Tüm bireylerin Fen Okuryazarı olarak yetişmesini amaçlayan 2013 Fen Bilimleri Dersi Öğretim Programı’nın temel amaçları şunlardır:

1. Biyoloji, Fizik, Kimya, Yer, Gök ve Çevre Bilimleri, Sağlık ve Doğal Afetler hakkında temel bilgiler kazandırmak,

2. Doğanın keşfedilmesi ve insan-çevre arasındaki ilişkinin anlaşılması sürecinde, bilimsel süreç becerilerini ve bilimsel araştırma yaklaşımını benimseyip karşılaşılan sorunlara çözüm üretmek,

3. Bilimin toplumu ve teknolojiyi, toplum ve teknolojinin de bilimi nasıl etkilediğine ilişkin farkındalık geliştirmek,

4. Birey, çevre ve toplum arasındaki karşılıklı etkileşimi fark etmek ve toplum, ekonomi, doğal kaynaklara ilişkin sürdürülebilir kalkınma bilincini geliştirmek, 5. Fen bilimleri ile ilgili kariyer bilinci geliştirmek,

6. Günlük yaşam sorunlarına ilişkin sorumluluk alınmasını ve bu sorunları çözmede fen bilimlerine ilişkin bilgi, bilimsel süreç becerileri ve diğer yaşam becerilerinin kullanılmasını sağlamak,

7. Bilim insanlarının bilimsel bilgiyi nasıl oluşturduğunu, oluşturulan bu bilginin geçtiği süreçleri ve yeni araştırmalarda nasıl kullanıldığını anlamaya yardımcı olmak,

8. Bilimin, tüm kültürlerden bilim insanlarının ortak çabası sonucu üretildiğini anlamaya katkı sağlamak ve bilimsel çalışmaları takdir etme duygusunu geliştirmek,

9. Bilimin, teknolojinin gelişmesi, toplumsal sorunların çözümü ve doğal çevredeki ilişkilerin anlaşılmasına olan katkısını takdir etmeyi sağlamak,

10. Doğada meydana gelen olaylara ilişkin merak, tutum ve ilgi geliştirmek, 11. Bilimsel çalışmalarda güvenliğin önemini fark ettirmek ve uygulamaya katkı sağlamak,

12. Sosyo-bilimsel konuları kullanarak bilimsel düşünme alışkanlıklarını geliştirmektir. (MEB, 2013).

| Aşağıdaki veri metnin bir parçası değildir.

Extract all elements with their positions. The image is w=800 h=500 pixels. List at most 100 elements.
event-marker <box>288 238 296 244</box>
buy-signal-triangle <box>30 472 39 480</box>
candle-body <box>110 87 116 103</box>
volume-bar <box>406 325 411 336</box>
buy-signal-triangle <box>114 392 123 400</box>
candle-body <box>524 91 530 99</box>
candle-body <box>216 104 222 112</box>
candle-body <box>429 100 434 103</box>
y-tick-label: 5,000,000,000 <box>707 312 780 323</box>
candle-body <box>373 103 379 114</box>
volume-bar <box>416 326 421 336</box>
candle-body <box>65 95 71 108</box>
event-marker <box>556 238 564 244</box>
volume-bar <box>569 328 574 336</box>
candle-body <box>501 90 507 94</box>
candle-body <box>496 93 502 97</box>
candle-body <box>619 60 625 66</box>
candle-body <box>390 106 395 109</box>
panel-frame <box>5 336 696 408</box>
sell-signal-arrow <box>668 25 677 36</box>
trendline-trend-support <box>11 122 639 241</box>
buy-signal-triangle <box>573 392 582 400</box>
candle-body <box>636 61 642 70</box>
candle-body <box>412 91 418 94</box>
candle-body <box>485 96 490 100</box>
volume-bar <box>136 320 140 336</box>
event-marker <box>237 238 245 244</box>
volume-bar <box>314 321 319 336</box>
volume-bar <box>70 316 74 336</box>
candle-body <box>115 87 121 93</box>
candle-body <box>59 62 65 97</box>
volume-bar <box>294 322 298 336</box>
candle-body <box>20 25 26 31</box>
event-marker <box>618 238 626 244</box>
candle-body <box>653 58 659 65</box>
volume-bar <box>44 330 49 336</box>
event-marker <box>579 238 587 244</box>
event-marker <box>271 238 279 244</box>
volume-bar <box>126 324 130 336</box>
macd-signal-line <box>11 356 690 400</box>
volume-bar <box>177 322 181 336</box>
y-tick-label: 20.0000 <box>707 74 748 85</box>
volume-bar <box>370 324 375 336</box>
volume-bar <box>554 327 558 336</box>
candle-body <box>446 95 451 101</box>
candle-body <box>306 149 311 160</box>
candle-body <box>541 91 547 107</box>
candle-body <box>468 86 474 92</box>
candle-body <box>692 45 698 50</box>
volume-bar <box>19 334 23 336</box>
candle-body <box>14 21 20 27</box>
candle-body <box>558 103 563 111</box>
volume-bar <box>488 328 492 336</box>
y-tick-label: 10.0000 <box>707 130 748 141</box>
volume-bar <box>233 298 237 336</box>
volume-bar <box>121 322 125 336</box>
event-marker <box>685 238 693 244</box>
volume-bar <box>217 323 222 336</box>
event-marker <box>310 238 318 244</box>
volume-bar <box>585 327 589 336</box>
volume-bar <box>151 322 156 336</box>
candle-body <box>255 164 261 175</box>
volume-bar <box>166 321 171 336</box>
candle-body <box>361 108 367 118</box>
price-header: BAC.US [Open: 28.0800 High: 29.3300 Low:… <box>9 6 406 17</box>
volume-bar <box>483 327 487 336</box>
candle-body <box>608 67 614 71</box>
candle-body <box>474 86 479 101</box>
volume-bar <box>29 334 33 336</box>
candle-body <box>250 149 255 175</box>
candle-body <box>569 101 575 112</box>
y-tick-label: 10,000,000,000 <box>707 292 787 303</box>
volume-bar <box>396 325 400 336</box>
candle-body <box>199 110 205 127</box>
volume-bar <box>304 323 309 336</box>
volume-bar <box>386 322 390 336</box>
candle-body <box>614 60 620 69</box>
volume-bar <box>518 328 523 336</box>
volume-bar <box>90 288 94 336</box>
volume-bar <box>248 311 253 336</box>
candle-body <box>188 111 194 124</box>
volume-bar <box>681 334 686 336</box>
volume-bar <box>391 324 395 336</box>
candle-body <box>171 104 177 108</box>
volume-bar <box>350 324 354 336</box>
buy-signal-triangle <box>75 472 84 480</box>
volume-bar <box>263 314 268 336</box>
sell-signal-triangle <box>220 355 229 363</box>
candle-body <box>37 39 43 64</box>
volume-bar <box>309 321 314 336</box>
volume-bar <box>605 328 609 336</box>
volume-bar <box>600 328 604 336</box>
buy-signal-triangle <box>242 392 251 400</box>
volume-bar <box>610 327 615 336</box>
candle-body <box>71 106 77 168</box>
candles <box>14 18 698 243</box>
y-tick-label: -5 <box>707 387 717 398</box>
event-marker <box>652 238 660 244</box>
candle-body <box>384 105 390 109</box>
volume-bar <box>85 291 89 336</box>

Fen eğitiminin başlıca amaçlarından biri, bilim okuryazarı yani bilimin ve bilimsel bilginin doğasını, temel fen kavramı, yasa ve kuramlarını anlayarak uygun şekillerde kullanan bireyler yetiştirmektir. Bu kapsamda, bilimin doğasını anlamak bilim okuryazarlığı açısından önem taşımaktadır. Bilimin doğasının öğrencilere iyi bir şekilde öğretilmesi, toplumların değişmesine neden olan, bilginin yaşamsal önemini de kavratacaktır (Wong, 2002). Bilim ve teknolojinin doğru algılanması yeni bilgilerin ve daha ileri teknolojilerinin üretilmesinde katkıda bulunacaktır. Bilimin doğasının bilinmesi, insanların bilimle ilgili sorunlar hakkındaki tartışmalara ve karar verme süreçlerine katılmalarına yardımcı olur. Bilimin doğası insanların bilimi, bilimin ürünlerini ve günlük yaşamda karşılaşılan yöntemlerini anlamasını sağlar

1990 Temmuz’unda ABD’de NSTA (Ulusal Fen Öğretmenleri Birliği) bilimsel okur-yazar olan bireylerin karakteristik özelliklerini aşağıdaki gibi sıralamıştır:

1. Dünyanın doğal yapısını merak eder.

2. Katıldığı tartışmalarda elindeki verilerin anlam, önem ve çıkarıma yönelik kullanımını değerlendirir.

3. Evreni araştırırken şüphe, mantıklı düşünme ve yaratıcılığı ile seçtiği yöntemleri birlikte uygular.

4. Günlük kararlarında veya karşılaştığı problemleri çözerken bilim, teknoloji ve etik değer kavramlarını kullanır.

5. Bilimsel problem çözümüne ve bilimsel araştırmalara değer verir.

6. Bilimsel ve teknolojik bilgileri öğrenir, analiz eder ve günlük hayatta kullanır.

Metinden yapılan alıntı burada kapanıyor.